Louis-Denis Ebacher
Le Droit
Même en «vacances» en Floride, un enfant d’Ottawa battu et martyrisé en 2013 n’a pas pu aller à la plage et profiter de la mer. Son père le gardait enchaîné dans la chambre d’hôtel.
Le procès du père, un ex-policier de la Gendarmerie royale du Canada (GRC) affecté aux enquêtes sur le terrorisme, a débuté lundi. Les audiences font place à des récits à glacer le sang.
Jonathan (nom fictif) a aujourd’hui 13 ans. Il avait 11 ans lorsqu’il aurait été maltraité par son père. L’homme au gabarit imposant l’a gardé enchaîné, menotté et affamé dans le sous-sol de la résidence familiale de Kanata pendant six mois.
Un soir de février, l’enfant a réussi à s’échapper de la maison et a demandé à manger à des voisins, qui ont tout de suite appelé la police en voyant ce petit être affamé. C’est ainsi que ce scandale familial a éclaté.
Selon les autorités médicales, l’enfant était dans un état de famine qui aurait pu engendrer sa mort.
Jeudi, le père, qu’on ne peut identifier afin de protéger l’enfant, a demandé à son avocat, Robert Carrew, de suspendre l’audience pour cause médicale.
Me Carrew a expliqué au juge que son client se sentait mal et qu’il désirait aller voir son psychologue dans la région de Montréal.
Les travaux de la cour ont été suspendus jusqu’à vendredi matin.
Voyage en Floride
Dans la vidéo enregistrée il y a deux ans par la police d’Ottawa, le jeune raconte que sa famille avait pu aller à la plage, en Floride, alors que lui avait été confiné dans la chambre d’hôtel.
Sa nourriture était rationnée, en vacances comme ailleurs. L’enfant a dit se nourrir comme il pouvait en mangeant des biscuits, du beurre d’arachide ou du chocolat. Ses besoins étaient faits dans un seau. Lorsqu’il était attaché, il ne pouvait se nourrir ou boire de l’eau.
Encore une fois, le père a agi ainsi pour le punir. Il l’accusait tantôt de mentir à ses parents, ou encore d’avoir embrassé une fille.
Lorsqu’il faisait ses devoirs à la maison, toujours selon son récit, son père criait encore. «Pourquoi ne fais-tu pas tes devoirs correctement? Je sais que tu es meilleur que cela», disait le père.
«C’est alors, poursuit Jonathan, qu’il commençait à me battre. Un moment donné, il m’a frappé au visage. Ma dent s’est cassée, et ensuite il m’a fait toutes sortes de choses.»

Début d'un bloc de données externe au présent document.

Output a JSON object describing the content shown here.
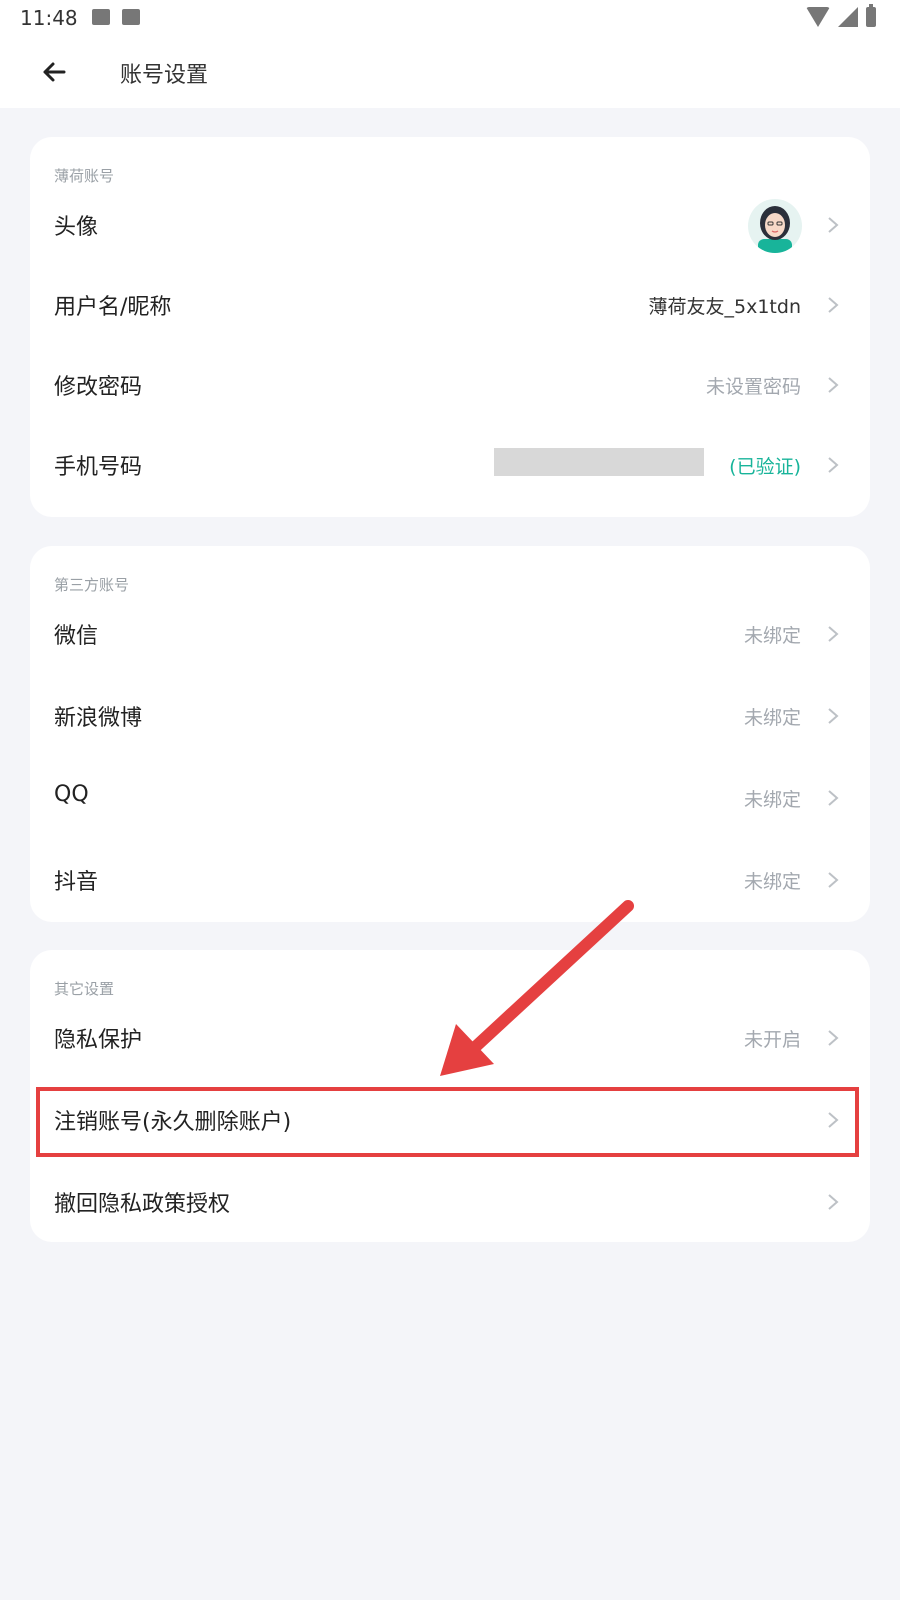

La rage de l’homme s’est traduite par des coups de bâton, des brûlures avec le métal chaud d’un briquet à barbecue, l’enchaînement de l’enfant à un poteau, les menottes aux poignets et des nuits passées – attaché – dans un simple sac de couchage, au sous-sol.

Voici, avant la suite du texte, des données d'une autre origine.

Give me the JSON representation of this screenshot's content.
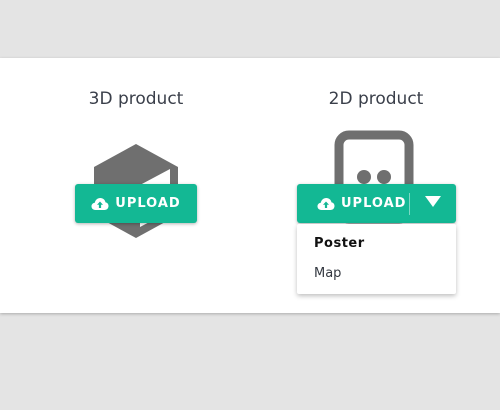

Le père a une fois abandonné son enfant sur le bord de la route, à Kanata, en pleine nuit. Il s’agissait d’une autre punition parentale.
Forçant son fils à faire des pompes, il a, à une reprise, donné un coup de pied à la tête de Jonathan, trop épuisé et incapable d’en faire davantage.
Jeudi, la cour a entendu l’enfant raconter comment son père l’avait pris par la gorge pour le soulever, et comment il avait failli le noyer en lui plongeant la tête dans l’eau de la toilette.
Sa belle-mère, qui fait aussi face à des accusations criminelles, allait parfois le visiter au sous-sol pour le nourrir. «Elle essayait de le calmer, des fois», a expliqué l’enfant.